Hong Kong Bank - Set for an Even Tougher 2009

The operating environment for Hong Kong banks is likely to worsen in 2009 as the rising corporate failures, particularly SMEs and export related sectors, will result in higher credit cost for banks. We expect to see limited loan growth and lower NIM as banks are both cautious in lending as well as deploying the excessive funds in higher yielding products.

The fee income, one of the growth engines for HK banks' earnings in the past, will disappear as stock brokerage income and wealth management product sales worsen in a contracting economy.

Besides earnings deterioration, Hong Kong banks are also subject to further write-down from its investment portfolio where a lot of their excess liquidity was placed in overseas investments and the market bond prices deterioration will result in significant book value erosion.

Hang Seng Bank: In our view, HSB is less likely to cut the dividend since the bank had a good track record of paying out stable dividend on a progressive DPS policy – HSB did not cut its dividend during the Asian crisis. Moreover, HSB has in the past paid out over 100% of earnings as dividends – in 1999 and 2002, HSB has paid out dividends more than the earnings (e.g., retained earnings) during those years as the payout ratio was 189% and 104%, respectively.

BOCHK: BOCHK pays dividends based on payout ratio policy. Since its listing in 2002, the bank has maintained a stable dividend payout ratio of about 60-70%. A cut to the payout ratio is unlikely, but BOCHK's DPS will be more sensitive to changes to earnings. That said BOCHK is one of the best positioned banks in the sector in terms of capital strength. Its tier 1 ratio of 11.5% in 1H08 ranked high as compared with the sector average of 10.2%. In our view, both BOCHK and HSB have the capacity to raise tier 2 even under the current environment. Recently, to beef up its capital amid the current financial crisis, BOCHK has tapped in tier 2 funding of US$2.5bn from its parent at lower than market interest cost.

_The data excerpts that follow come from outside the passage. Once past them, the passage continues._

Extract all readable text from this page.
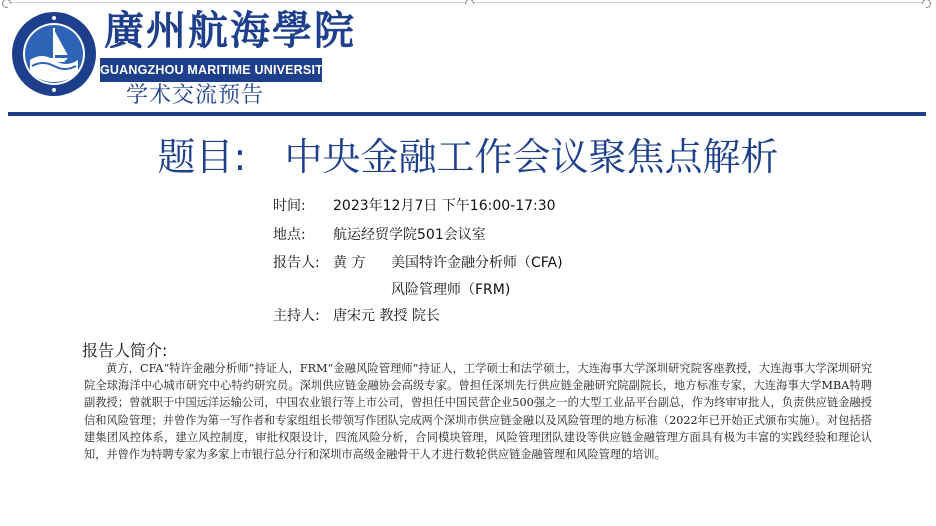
廣州航海學院
GUANGZHOU MARITIME UNIVERSITY
学术交流预告
题目: 中央金融工作会议聚焦点解析
时间: 2023年12月7日 下午16:00-17:30
地点: 航运经贸学院501会议室
报告人: 黄 方 美国特许金融分析师（CFA)
风险管理师（FRM)
主持人: 唐宋元 教授 院长
报告人简介:
黄方，CFA“特许金融分析师”持证人，FRM“金融风险管理师”持证人，工学硕士和法学硕士，大连海事大学深圳研究院客座教授，大连海事大学深圳研究院全球海洋中心城市研究中心特约研究员。深圳供应链金融协会高级专家。曾担任深圳先行供应链金融研究院副院长，地方标准专家，大连海事大学MBA特聘副教授；曾就职于中国远洋运输公司，中国农业银行等上市公司，曾担任中国民营企业500强之一的大型工业品平台副总，作为终审审批人，负责供应链金融授信和风险管理；并曾作为第一写作者和专家组组长带领写作团队完成两个深圳市供应链金融以及风险管理的地方标准（2022年已开始正式颁布实施）。对包括搭建集团风控体系，建立风控制度，审批权限设计，四流风险分析，合同模块管理，风险管理团队建设等供应链金融管理方面具有极为丰富的实践经验和理论认知，并曾作为特聘专家为多家上市银行总分行和深圳市高级金融骨干人才进行数轮供应链金融管理和风险管理的培训。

Bank of East Asia: BEA also pays dividends based on a payout ratio, but we believe the bank is susceptible to a dividend cut in this downturn given high earnings uncertainty. Due to relatively low profitability, the bank has a high sensitivity to bad debt provisions in a rising credit risk environment. As compared with peers, its balance sheet is relatively stretched due to its strong growth in China in recent years. Its tier 1 ratio of 9.4% falls at the lower end of the sector's average.